From ‘nobody’s talking about us’ to ‘look at the hogwash they’re saying about us’ in the span of a couple weeks – that’s the mark of true progress for a basketball team situated north of the border. Of course, Casey’s not just blowing smoke. He’s got a point. Only two NBA teams have won more playoff games than Toronto over the last couple years: the Warriors and the Cavs. The notion that they haven’t accomplished anything in the postseason is unfounded.

However, with context, some of those skeptics have a point too. Although the Raptors have won in the playoffs, they haven’t inspired much confidence in the way they’ve done it, which is the biggest reason why Masai Ujiri called for the famed “culture reset” following last year’s second-round sweep at the hands of Cleveland.

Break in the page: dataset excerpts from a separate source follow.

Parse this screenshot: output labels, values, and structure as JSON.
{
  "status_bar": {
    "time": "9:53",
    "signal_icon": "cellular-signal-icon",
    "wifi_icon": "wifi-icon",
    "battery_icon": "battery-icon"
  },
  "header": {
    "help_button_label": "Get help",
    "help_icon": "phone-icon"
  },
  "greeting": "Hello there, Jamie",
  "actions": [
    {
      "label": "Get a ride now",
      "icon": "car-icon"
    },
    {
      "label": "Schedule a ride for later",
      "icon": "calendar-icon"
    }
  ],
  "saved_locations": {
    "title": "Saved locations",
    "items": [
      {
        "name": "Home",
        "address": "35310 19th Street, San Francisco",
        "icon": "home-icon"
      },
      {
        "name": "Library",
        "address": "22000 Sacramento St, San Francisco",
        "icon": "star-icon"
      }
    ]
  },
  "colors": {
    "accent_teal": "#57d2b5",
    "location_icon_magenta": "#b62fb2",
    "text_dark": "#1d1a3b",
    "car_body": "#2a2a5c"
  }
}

“I go off what I’ve seen,” one of those skeptics, long-time Raptors antagonist Paul Pierce said during an ESPN broadcast on Saturday. “I’ve seen them have successful regular season(s) and then, when the playoffs start, they get upset, you know: à la Paul Pierce in Brooklyn, à la Paul Pierce in Washington.”

This would be an example of one of the lazy arguments that’s out there: just because something happened before, it’s more than likely to happen again.

History is not irrelevant, to be sure, but it’s also not the end of the discussion. This is not the same Raptors team, even compared to the ones that put together those great regular seasons of the past. DeRozan and Valanciunas have never looked better. Lowry has never been fresher this late into the year. They’ve got a dominant, game-changing bench and now feature a more playoff-friendly offensive system. The process has been different, so why can’t the result be too?

Then there’s Casey – the driving force behind a team that’s been so good they’ve forced their way onto the national radar, and the frontrunner for NBA Coach of the Year.

If he wins it – and he should – it’ll be because of the on-court product, his team’s improvement and tangible areas of growth that can be measured like their jump in assists (from 30th in the NBA last season to sixth), three-point attempts (from 22nd to third) or pace (from 22nd to 11th). But his finest work is being done behind the scenes, where he continues to push the right buttons and keep his team feeling like the world is rooting for them to fail, even if – now more than ever – that couldn’t be further from the truth.